Seçim sonuçlarının açıklanmasını takiben 28 Ağustos 2014 tarihinde Erdoğan Türkiye’nin 12. Cumhurbaşkanı olarak makamın yeni sahibi olmuştur. Uzun yıllar siyaset sahnesinde olan ve başbakanlık görevini başarılı bir şekilde yürüten Erdoğan, bundan sonra ise Cumhurbaşkanlığı makamını temsil etmiştir (Selvi, 2014a).
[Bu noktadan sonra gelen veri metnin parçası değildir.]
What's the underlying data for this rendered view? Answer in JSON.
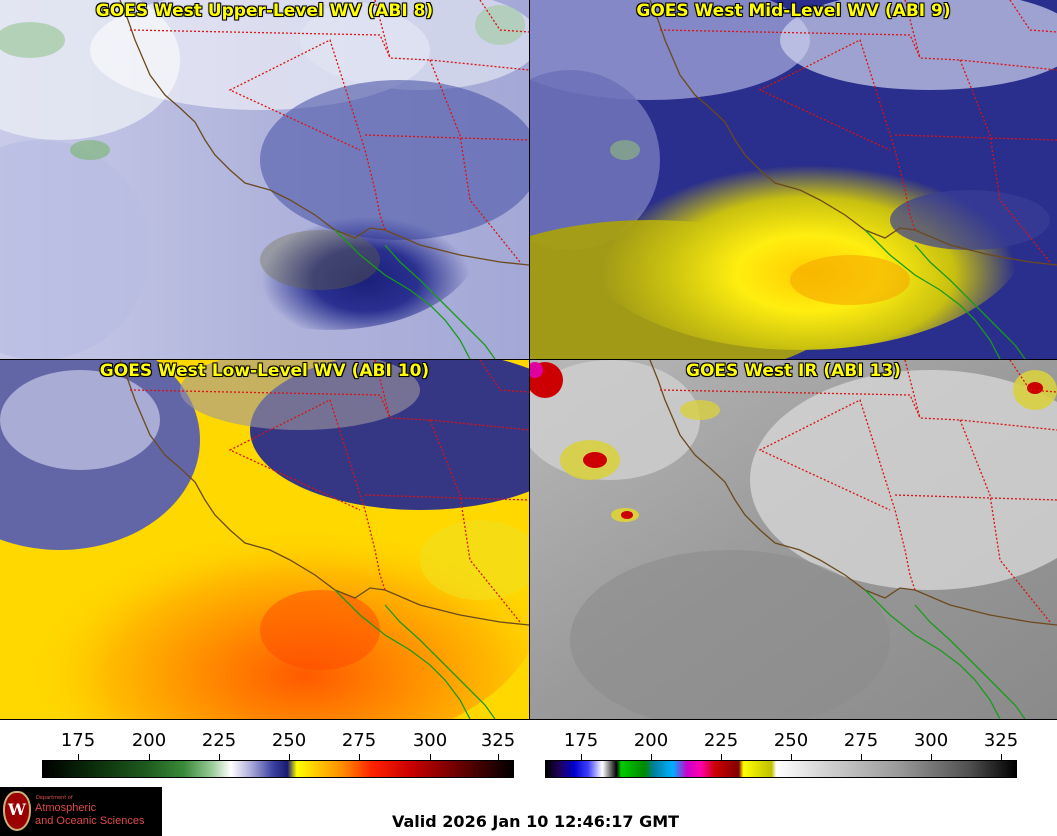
{
  "panels": [
    {
      "title": "GOES West Upper-Level WV (ABI 8)",
      "palette": "wv-upper"
    },
    {
      "title": "GOES West Mid-Level WV (ABI 9)",
      "palette": "wv-mid"
    },
    {
      "title": "GOES West Low-Level WV (ABI 10)",
      "palette": "wv-low"
    },
    {
      "title": "GOES West IR (ABI 13)",
      "palette": "ir"
    }
  ],
  "colorbars": {
    "left_ticks": [
      "175",
      "200",
      "225",
      "250",
      "275",
      "300",
      "325"
    ],
    "right_ticks": [
      "175",
      "200",
      "225",
      "250",
      "275",
      "300",
      "325"
    ]
  },
  "logo": {
    "small": "Department of",
    "line1": "Atmospheric",
    "line2": "and Oceanic Sciences",
    "seal": "W"
  },
  "valid_time": "Valid 2026 Jan 10 12:46:17 GMT",
  "colors": {
    "coast": "#6b4a1e",
    "state_border": "#dd1111",
    "mexico_coast": "#1a9a1a"
  }
}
Seçim sonuçlarının ardından yaptığı ilk açıklamada, “Bugün bu seçimi kazanan sadece Recep Tayyip Erdoğan değildir. Bugün milli irade bir kez daha kazanmıştır. Bugün şahsıma oy verenler kadar, şahsıma oy vermeyenlerde sevenlerimiz kadar sevmeyenlerimiz de kazanmıştır” ifadeleri ile tüm Türkiye’yi kucaklayacağını bir kez daha ortaya koymuştur (BBC, 11 Ağustos 2014). Cumhurbaşkanlığı seçilmesi ile “Eski Türkiye” dönemin kapandığını; “Yeni Türkiye” döneminin açıldığını açık bir dille ifade etmiştir. Erdoğan, Cumhurbaşkanlığı yemini ettikten sonra zorlu bir görevi daha üstlenerek Türkiye’de yeni bir dönemin başlangıcını temsil eden en önemli isim olmuştur.
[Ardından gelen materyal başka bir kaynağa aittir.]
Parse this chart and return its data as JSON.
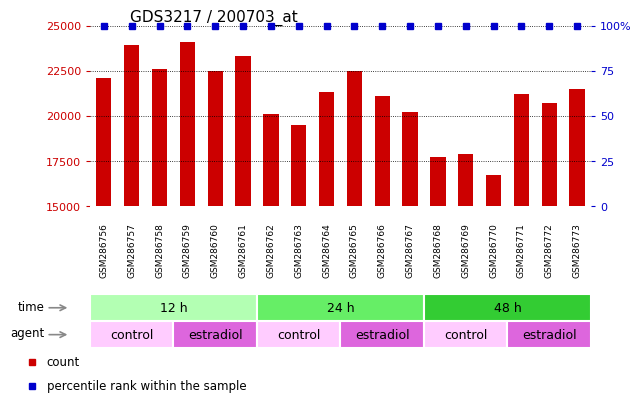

3.4.1. Recep Tayyip Erdoğan’ın “Yeni Türkiye” Vizyonu

“Yeni Türkiye Vizyonu”nu Cumhurbaşkanlığı seçim sürecinde dile getiren Cumhurbaşkanı Erdoğan, kavramı kapsamlı bir şekilde ilk kez 11 Temmuz 2014 tarihinde gerçekleştirdiği “Cumhurbaşkanlığı Vizyon Belgesi Açıklama Toplantısında” açıklamıştır. Cumhurbaşkanı Erdoğan “Yeni Türkiye Vizyonu” ile ülkesine nasıl bir gelecek sunacağını somut söylemler ile açıklamıştır. Cumhurbaşkanı Erdoğan, sahip olduğu vizyonunu “Ben Yeni Türkiye derken, Yeni Anayasa derken, Başkanlık sistemi derken, kafamda da, kalbimde de sadece Büyük Türkiye hayali var. 2023, 2053, 2071 hedefleri var. Biz bugün varız yarın yokuz. Ama bu millet, bu ülke ilelebet var olacaktır” şeklinde ifade etmiştir (Övür, 2018).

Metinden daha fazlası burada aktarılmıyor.